The château was one of the most influential architectural works built in Europe in the mid-17th century and the most elaborate house built in France after the Chateau de Maisons-Lafitte, designed by Francois Mansart from 1630 to 1651 (below).
Once a small château located between the royal residences of Vicennes and Fontainebleau, the estate of Vaux-le-Vicomte was purchased by Nicolas Fouquet in 1641. At that time he was an ambitious twenty-six year-old member of the Parliament of Paris. Fouquet was an avid patron of the arts and attracted many artists with the gifts and encouragements he poured on them.
When Fouquet became King Louis XIV's superintendent of finances in 1657, he commissioned Le Vau, Le Brun and Le Nôtre to renovate his estate and garden to match his grand ambition. Fouquet’s artistic and cultivated personality subsequently brought out the best in the three.
At Vaux-le-Vicomte the architect Louis Le Vau, the gardener Andre le Notre, and the painter-decorator Charles Le Brun, worked together on a large-scale project for the first time. Their collaboration marked the beginning of the Louis XIV 'en suite' style of architecture, interior design, works of art, and garden landscaping. The garden's use of a baroque axis that extends to infinity is an example of this style.

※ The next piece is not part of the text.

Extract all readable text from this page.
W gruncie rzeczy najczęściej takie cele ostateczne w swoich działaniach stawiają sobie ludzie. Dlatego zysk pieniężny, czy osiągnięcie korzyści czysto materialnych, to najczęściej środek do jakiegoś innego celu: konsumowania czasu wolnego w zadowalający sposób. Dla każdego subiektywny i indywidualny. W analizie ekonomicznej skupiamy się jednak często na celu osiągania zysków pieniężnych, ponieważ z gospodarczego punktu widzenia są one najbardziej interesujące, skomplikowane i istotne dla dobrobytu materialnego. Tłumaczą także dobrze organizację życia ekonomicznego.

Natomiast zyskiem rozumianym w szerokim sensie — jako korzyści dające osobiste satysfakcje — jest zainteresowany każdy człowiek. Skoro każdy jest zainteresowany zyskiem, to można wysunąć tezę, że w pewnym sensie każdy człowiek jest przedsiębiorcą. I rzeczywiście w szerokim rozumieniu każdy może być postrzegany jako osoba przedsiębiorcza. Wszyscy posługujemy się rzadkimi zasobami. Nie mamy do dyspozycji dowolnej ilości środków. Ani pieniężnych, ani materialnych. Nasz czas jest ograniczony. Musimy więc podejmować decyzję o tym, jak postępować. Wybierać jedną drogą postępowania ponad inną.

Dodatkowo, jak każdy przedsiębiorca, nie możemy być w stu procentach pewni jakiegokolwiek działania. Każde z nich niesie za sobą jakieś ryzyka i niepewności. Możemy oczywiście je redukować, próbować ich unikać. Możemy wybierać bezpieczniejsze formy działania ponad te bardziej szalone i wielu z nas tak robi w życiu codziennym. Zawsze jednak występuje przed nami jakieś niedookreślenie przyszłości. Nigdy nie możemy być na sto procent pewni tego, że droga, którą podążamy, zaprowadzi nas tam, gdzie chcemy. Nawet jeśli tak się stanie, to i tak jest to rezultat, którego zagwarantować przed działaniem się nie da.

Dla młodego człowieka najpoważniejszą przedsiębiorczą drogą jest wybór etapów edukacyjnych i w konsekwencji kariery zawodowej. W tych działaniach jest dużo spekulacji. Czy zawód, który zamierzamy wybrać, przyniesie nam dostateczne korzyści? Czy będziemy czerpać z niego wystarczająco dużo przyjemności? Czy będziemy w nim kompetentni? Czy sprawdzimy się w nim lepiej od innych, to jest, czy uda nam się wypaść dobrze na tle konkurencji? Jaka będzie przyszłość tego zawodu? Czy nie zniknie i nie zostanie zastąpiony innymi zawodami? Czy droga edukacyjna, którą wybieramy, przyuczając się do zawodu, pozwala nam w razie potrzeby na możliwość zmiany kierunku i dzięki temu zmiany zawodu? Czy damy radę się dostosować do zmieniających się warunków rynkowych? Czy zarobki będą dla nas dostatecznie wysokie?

To secure the necessary grounds for the elaborate plans for Vaux-le-Vicomte’s garden and castle, Fouquet purchased and demolished three villages. The displaced villagers were then employed in the upkeep and maintenance of the gardens. It was said to have employed eighteen thousand workers and cost as much as sixteen million livres.
The château and its patron became for a short time a focus for fine feasts, literature and arts. The poet La Fontaine and the playwright Moliere were among the artists close to Fouquet. At the inauguration of Vaux-le-Vicomte, a Molière play was performed, along with a dinner event organized by Francois Vatel and an impressive firework show.
The château was lavish, refined, and dazzling to behold, but these characteristics proved tragic for its owner: the king had Fouquet arrested shortly after a famous fête that took place on 17 August 1661 where Molière's play 'Les Fâcheux' debuted. The celebration had been too impressive and the superintendent's home too luxurious. Fouquet's intentions were to flatter the King: part of Vaux-le-Vicomte was actually constructed specifically for the king, but Fouquet's plan backfired. Jean-Baptiste Colbert led the king to believe that his minister's magnificence was funded by the misappropriation of public funds. Colbert, who then replaced Fouquet as superintendent of finances, arrested him.
After Fouquet was arrested and imprisoned for life, and his wife exiled, Vaux-le-Vicomte was placed under sequestration. The king seized, confiscated or purchased 120 tapestries, the statues, and all the orange trees from Vaux-le-Vicomte. He then sent the team of artists (Le Vau, Le Nôtre and Le Brun) to design what would be a much larger project than Vaux-le-Vicomte, the palace and gardens of Versailles.
The Marechal de Villars became the new owner although he had never even set eyes on the place. In 1764, the Maréchal's son sold the estate to the Duc de Praslin, whose descendants would maintain the property for over a century. In 1875, after thirty years of neglect, the estate was sold to Alfred Sommier at a public auction. The château was empty, some of the outbuildings had fallen into ruin. The huge task of restoration and refurbishment began under the direction of the renowned architect Gabriel-Hippolyte Destailleur. When Sommier died in 1908, the château and the gardens had recovered their original appearance. His son and daughter-in-law completed the task. It remains in the hands of his family today, owned by the Comte de Vogue.